The American Legion Cloister Post 429 was erected in 1933 and was at one time the center of the community. It started the first ambulance service to the community, built the first swimming pool and recreational park, today known as the “Tom Grater Memorial Park”. All of the land used to build the Ephrata High School and War Memorial Fund, was donated by Cloister Post 429, to aid and improve the community.
Today, the American Legion is being used as a venue for charitable events and fundraisers like Relay For Life, dances, weddings and receptions, meetings, and bingo for the community. We support the Veterans Place of Ephrata, giving struggling veterans a hand up. We also support the Coatesville Veterans Hospital. Our restaurant is open to the public and is one of Ephrata’s BEST KEPT SECRETS. So stop in and enjoy a peaceful family dinner out, and help to support the veterans serving you.
In 1921, President Harding proposed a bill to pay war veterans that served in World War I, “the World War Adjusted Compensation Act”, which granted each veteran that served overseas a $1.25 for each day served, up to $625 (That would be worth $7,899 in today’s market.) with a maximum of $500. All other veterans that did not serve overseas would receive a Certificate of Service maturing in 20 years. Some 3,662,374 certificates were issued ($43.7 Billion in today’s market. But no bonuses were paid to the returning veterans).
In 1924, on May 15th, President Calvin Coolidge vetoed a bill granting bonuses to veterans of World War I. This dragged on for years and then the Depression hit. People were desperate and wanted the money promised. Veterans and their families began to gather in Washington, in makeshift camps around the capitol. In total, 43,000 veterans and 17,000 WWI veterans gathered. On June 17th, the Senate defeated the bill for Bonus payments (62 to 18) and riots began to take place. On July 28th, 1932, the Attorney General ordered that the police were to remove the Bonus Army from their encampments. Police opened fire and two veterans were killed: William Hushkla and Eric Carlson, who were later buried at Arlington Cemetery. When told of the shootings, President Hoover ordered the Army to remove the bonus Army and their families. General Douglas MacArthur (Army Chief of Staff) then ordered Maj. George S. Patton to remove the marchers and to disband the camps. The 3rd Cavalry regiment, supported by six tanks charged the camps, destroying the camps and injuring many women and children. Spectators booed and yelled, “Shame, Shame!” The veterans and families were routed and the camps were burned.

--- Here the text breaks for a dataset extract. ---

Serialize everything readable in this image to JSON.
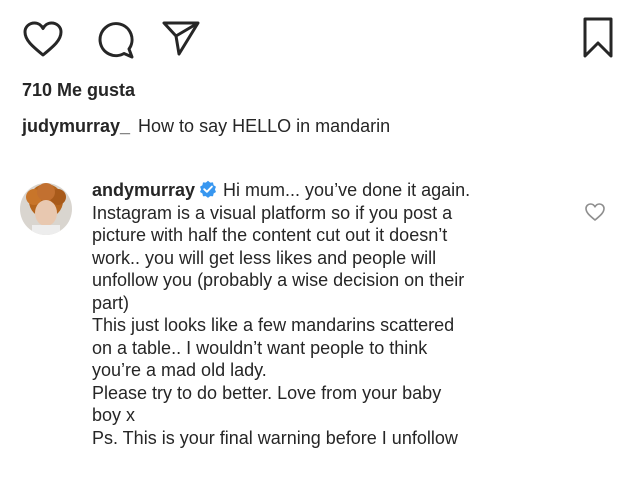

This act helped to defeat President Hoover in his re-election bid. When President Roosevelt was elected, the Bonus army tried again to submit their claims. President Roosevelt provided encampments across the river in Virginia and supplied three meals a day for the marchers. Roosevelt opposed the Bonus payments, but proposed the Civilian Conservation Corps be established and that the veterans be the first to be enrolled. Congress passed the Bill and over the objections of President Roosevelt, paid $2Bllion to the veterans in bonuses. Along with the bonuses 25,000 veterans joined the “CCC”. And much of the nation’s major building projects around the country were built by the veterans that the government turned its back on.
Over the years many more benefits became available to returning vets. Korean veterans were all but forgotten. The Vietnam Veterans were treated the worst. Being “spit on” and the government refusing to acknowledge the effects of Agent Orange and the Post Traumatic Stress Disorder that effected millions of returning veterans over the years, this is only now b being recognized and treated. This is due to the efforts of the American Legion and the other Service organizations constant struggle in dealing with the government agencies that have been created to “help” the veterans.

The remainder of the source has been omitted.